——今回レコーディングをする段階で映画制作も考えていたのですか? どのような背景で映像として納めるに至ったかを教えてください!
最初は10分程度のEPK(映像の資料)を作るだけだったんですよ。昨今、音楽でも本でも、作品を知ってもらう為には、映像素材は重要な宣伝要素の1つ。YouTubeなどの普及によって、作品を事前に映像でチェックしたいという人が増えてきていますからね。ですから、監督のチャーリーとベンがカメラを回し始めた当初は、ソンゼイラを知ってもらうための短い映像作品を作ることが目的でした。しかし彼らはとても熱心で、全てを撮影したのです。伝説的シンガー、エルザ・ソアレスが「ブラジルの水彩画」を涙しながら歌った時も、カメラを回し続けました。あのシーンは、作品の中でも際立っていますよね。

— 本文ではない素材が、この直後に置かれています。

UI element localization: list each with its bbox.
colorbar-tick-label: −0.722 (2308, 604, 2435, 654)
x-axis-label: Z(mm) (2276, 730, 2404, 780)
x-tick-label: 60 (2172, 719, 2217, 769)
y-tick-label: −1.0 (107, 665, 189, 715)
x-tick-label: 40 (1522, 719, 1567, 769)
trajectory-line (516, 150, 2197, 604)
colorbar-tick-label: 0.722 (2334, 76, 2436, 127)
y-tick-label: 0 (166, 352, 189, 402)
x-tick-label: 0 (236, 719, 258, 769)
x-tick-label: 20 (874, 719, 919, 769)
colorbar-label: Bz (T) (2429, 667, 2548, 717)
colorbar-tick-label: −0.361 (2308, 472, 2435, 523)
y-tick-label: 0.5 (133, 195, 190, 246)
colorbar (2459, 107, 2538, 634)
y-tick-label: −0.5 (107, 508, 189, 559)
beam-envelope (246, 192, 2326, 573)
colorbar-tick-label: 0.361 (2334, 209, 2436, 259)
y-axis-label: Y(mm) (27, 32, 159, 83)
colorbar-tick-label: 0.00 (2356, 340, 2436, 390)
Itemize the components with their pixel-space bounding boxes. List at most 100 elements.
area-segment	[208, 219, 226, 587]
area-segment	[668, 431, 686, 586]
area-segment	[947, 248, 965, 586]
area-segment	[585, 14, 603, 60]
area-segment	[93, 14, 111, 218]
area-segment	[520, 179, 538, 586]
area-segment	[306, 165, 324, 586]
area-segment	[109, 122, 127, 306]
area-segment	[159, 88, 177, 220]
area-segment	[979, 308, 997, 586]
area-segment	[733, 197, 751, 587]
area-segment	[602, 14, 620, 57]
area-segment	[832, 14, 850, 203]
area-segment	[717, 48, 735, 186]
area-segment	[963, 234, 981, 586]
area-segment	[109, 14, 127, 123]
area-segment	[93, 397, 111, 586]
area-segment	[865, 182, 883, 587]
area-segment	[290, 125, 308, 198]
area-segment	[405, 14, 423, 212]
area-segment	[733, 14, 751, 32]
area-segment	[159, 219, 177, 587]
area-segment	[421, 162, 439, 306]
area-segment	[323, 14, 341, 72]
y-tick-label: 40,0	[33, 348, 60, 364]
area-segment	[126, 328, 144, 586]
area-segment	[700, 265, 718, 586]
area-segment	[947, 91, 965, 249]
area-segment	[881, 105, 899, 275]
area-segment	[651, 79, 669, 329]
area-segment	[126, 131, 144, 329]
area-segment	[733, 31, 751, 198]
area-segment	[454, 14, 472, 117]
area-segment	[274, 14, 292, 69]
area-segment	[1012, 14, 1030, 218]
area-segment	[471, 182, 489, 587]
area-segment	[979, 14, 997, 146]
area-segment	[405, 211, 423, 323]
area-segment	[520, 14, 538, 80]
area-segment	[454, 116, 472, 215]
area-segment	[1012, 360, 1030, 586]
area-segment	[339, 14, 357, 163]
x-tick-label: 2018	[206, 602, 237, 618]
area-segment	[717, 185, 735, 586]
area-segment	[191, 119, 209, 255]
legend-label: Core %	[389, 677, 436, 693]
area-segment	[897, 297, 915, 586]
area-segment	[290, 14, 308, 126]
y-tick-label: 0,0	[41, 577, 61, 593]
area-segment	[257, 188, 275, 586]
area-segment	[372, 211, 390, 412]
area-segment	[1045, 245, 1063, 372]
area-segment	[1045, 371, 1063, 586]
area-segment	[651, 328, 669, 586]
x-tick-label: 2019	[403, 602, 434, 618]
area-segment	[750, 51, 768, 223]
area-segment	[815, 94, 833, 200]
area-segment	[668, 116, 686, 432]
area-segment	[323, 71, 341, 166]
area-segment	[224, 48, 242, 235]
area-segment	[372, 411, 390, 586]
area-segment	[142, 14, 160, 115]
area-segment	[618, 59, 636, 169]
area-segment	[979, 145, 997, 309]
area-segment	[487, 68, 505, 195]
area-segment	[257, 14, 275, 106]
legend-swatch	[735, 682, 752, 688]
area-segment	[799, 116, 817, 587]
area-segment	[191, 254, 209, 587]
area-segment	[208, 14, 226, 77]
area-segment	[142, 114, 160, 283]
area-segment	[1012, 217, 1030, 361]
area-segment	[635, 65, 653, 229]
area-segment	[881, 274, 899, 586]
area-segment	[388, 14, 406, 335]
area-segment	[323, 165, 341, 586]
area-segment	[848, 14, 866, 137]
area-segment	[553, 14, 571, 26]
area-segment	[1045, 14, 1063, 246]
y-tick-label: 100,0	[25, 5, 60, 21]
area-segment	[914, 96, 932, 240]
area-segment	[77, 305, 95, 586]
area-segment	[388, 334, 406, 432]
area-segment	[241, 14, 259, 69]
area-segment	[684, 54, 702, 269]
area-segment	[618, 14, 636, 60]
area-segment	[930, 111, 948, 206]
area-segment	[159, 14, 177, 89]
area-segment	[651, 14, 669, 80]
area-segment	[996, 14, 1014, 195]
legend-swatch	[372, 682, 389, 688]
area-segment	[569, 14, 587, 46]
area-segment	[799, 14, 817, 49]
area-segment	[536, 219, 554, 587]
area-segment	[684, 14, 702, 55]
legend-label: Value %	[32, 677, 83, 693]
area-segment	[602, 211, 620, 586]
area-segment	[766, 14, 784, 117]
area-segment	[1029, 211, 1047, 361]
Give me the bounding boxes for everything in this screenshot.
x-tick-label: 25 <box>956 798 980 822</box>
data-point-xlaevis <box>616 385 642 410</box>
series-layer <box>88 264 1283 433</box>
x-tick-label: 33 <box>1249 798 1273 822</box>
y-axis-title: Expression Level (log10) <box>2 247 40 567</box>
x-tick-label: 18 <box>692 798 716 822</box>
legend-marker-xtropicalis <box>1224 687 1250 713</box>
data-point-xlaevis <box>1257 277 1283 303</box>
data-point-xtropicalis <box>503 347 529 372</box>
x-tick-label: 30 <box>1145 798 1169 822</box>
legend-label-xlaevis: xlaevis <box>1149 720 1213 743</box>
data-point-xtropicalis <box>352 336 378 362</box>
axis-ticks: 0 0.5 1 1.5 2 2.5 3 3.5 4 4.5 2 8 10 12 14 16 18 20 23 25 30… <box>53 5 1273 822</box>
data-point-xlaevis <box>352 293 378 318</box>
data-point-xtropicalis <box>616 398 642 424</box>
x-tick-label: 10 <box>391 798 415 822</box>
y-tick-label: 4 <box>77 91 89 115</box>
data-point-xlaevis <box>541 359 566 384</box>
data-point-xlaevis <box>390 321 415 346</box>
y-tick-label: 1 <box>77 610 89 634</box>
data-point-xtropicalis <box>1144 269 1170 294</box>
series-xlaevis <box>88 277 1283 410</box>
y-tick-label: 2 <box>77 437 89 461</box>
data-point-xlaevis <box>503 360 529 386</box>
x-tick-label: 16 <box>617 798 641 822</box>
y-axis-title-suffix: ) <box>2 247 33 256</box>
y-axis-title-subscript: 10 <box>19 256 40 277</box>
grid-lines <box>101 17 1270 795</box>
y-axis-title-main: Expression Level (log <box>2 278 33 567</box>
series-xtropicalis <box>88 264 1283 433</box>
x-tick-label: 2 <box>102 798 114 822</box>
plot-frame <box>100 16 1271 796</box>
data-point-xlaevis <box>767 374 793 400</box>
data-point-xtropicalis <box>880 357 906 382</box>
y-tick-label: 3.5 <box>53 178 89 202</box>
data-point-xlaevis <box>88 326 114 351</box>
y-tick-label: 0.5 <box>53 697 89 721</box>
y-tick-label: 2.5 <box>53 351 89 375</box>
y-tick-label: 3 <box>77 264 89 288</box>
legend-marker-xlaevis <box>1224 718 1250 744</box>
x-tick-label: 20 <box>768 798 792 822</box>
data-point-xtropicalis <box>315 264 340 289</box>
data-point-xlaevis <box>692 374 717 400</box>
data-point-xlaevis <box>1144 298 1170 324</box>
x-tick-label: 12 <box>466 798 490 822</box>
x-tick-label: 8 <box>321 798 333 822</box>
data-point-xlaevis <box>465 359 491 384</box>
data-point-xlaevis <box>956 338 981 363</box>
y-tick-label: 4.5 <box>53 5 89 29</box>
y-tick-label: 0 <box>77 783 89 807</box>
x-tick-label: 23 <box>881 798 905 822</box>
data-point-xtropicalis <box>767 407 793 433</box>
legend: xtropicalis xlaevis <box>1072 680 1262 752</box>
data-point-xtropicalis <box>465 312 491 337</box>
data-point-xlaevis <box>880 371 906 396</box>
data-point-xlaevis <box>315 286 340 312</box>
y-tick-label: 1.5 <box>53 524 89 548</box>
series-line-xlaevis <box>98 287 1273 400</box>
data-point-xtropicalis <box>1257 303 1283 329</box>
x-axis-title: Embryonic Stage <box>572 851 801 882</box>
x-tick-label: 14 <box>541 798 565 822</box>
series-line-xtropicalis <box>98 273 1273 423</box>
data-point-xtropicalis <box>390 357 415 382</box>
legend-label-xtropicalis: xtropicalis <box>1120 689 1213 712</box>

しかも、彼らは常に2台のカメラを回していたので、ある日、チャーリーが私の所にやって来て「ジャイルス、僕たち今手元にある映像で、1時間位の映画は作れますよ!」と言ってくれたんです。すると映画祭から声がかかり、その為に、更に映像を収録したりと、本作は、こんな感じで自然な流れで誕生した映画なんです。正直言って、自分の姿を観るのはそんなに好きじゃないけど、きっと20年後は、このプロジェクトを手がけて良かった! と思わせてくれるでしょう。
エルザ・ソアレス/ジャイルス・ピーターソン
——ブラジルのミュージシャンの方たちがサンバについて話す際に「サンバは私たちの血だ」という発言もありましたが、実際に今回の滞在時にジャイルスは“サンバ”の魅力をどう感じましたか?
サンバというのは、私にとって人生であり、生命なのです。そして人々の悲しみを写し出す、哀愁と喜びの融合です。私は、ただ明るいだけの音楽よりも、エモーショナルな音楽に惹かれます。サンバこそ「闇と光」を感じる音楽だと思います。リオデジャネイロは、伝統が根付く街で、アントニオ・カルロス・ジョビンを愛す、ボサノヴァとサンバの街です。ローマやパリに行くような感じともいえるでしょう。もし、新しいエレクトロニックな作品やプログレッシヴなロックや即興的な音を楽しみたいならば、サンパウロをオススメします。でも、リオとサンパウロはそんなに遠くないから、どちらも楽しんで欲しいな!
——映画ではソンゼイラのプロジェクトを元にブラジルの音楽文化や現在のスラム街の様子など70分の尺に多くのトピックが凝縮されています。その中でもQetic読者にオススメの見どころを教えてください!
サンバチームは、カーニバルシーズンだけでなく、チャンピオンシップに向けて、頻繁に練習を行なっています。私にとって、最高峰のサンバチームと名高い「マンゲイラ」の練習を見に行ったのは、非常に印象深い体験です。まるでクラブに行くみたいな感覚で、DJが人々を踊らせるかわりに、サンバチームでは、ドラマーが皆を踊らせているんです! あの空間では、全てに対して皆さんとても寛大ですし、彼らは多くの人に自分達のチームの事を知ってもらいたいと思っていますから、訪問したならばとても歓迎されますよ。リオでは、サッカーのクラブチームを応援するように、皆さんサンバチームを応援しています。踊って、お酒を呑んで、最高に楽しい時間なんです! 素晴らしいバイブレーションを感じる事ができますから、是非、サンバチームの練習を観に行って欲しいです。
——この映画を観たことで人々がどのようなアクションを起こしてほしいと思いますか?
ブラジルの皆さん、そしてブラジルを愛する方々が、ブラジルを誇りに思う、そんな作品になればいいですね。これまでに数々のブラジルのドキュメンタリーを見てきましたが、音楽にフォーカスしたものがたくさんありました。ですので、本作では、外国人である私が、どんな風に音楽の街リオ・デ・ジャネイロを体験し、何を感じたのかをしっかり表現したいと思いました。私がブラジル音楽にはまったきっかけは、ジョージ・デュークのアルバム『ブラジリアン・ラブ・アフェア』(79年)です。ジョージ・デュークが私とブラジルを繋げてくれたのです。同じように、『ブラジル・バン・バン・バン』を聴いたり、この映画を観た人が、ブラジルと繋がり、そこからブラジルへの旅が始まれば嬉しいですね。つまり私は、「出入り口」的存在……または、仲人みたいな感じでしょうか。「ご紹介しましょう。こちら、ナナ・ヴァスコンチェロスさんです。ナナさん、こちらが……」みたいな感じでね(笑)。私にとって人と人、音楽と人を繋ぐことが全てですから。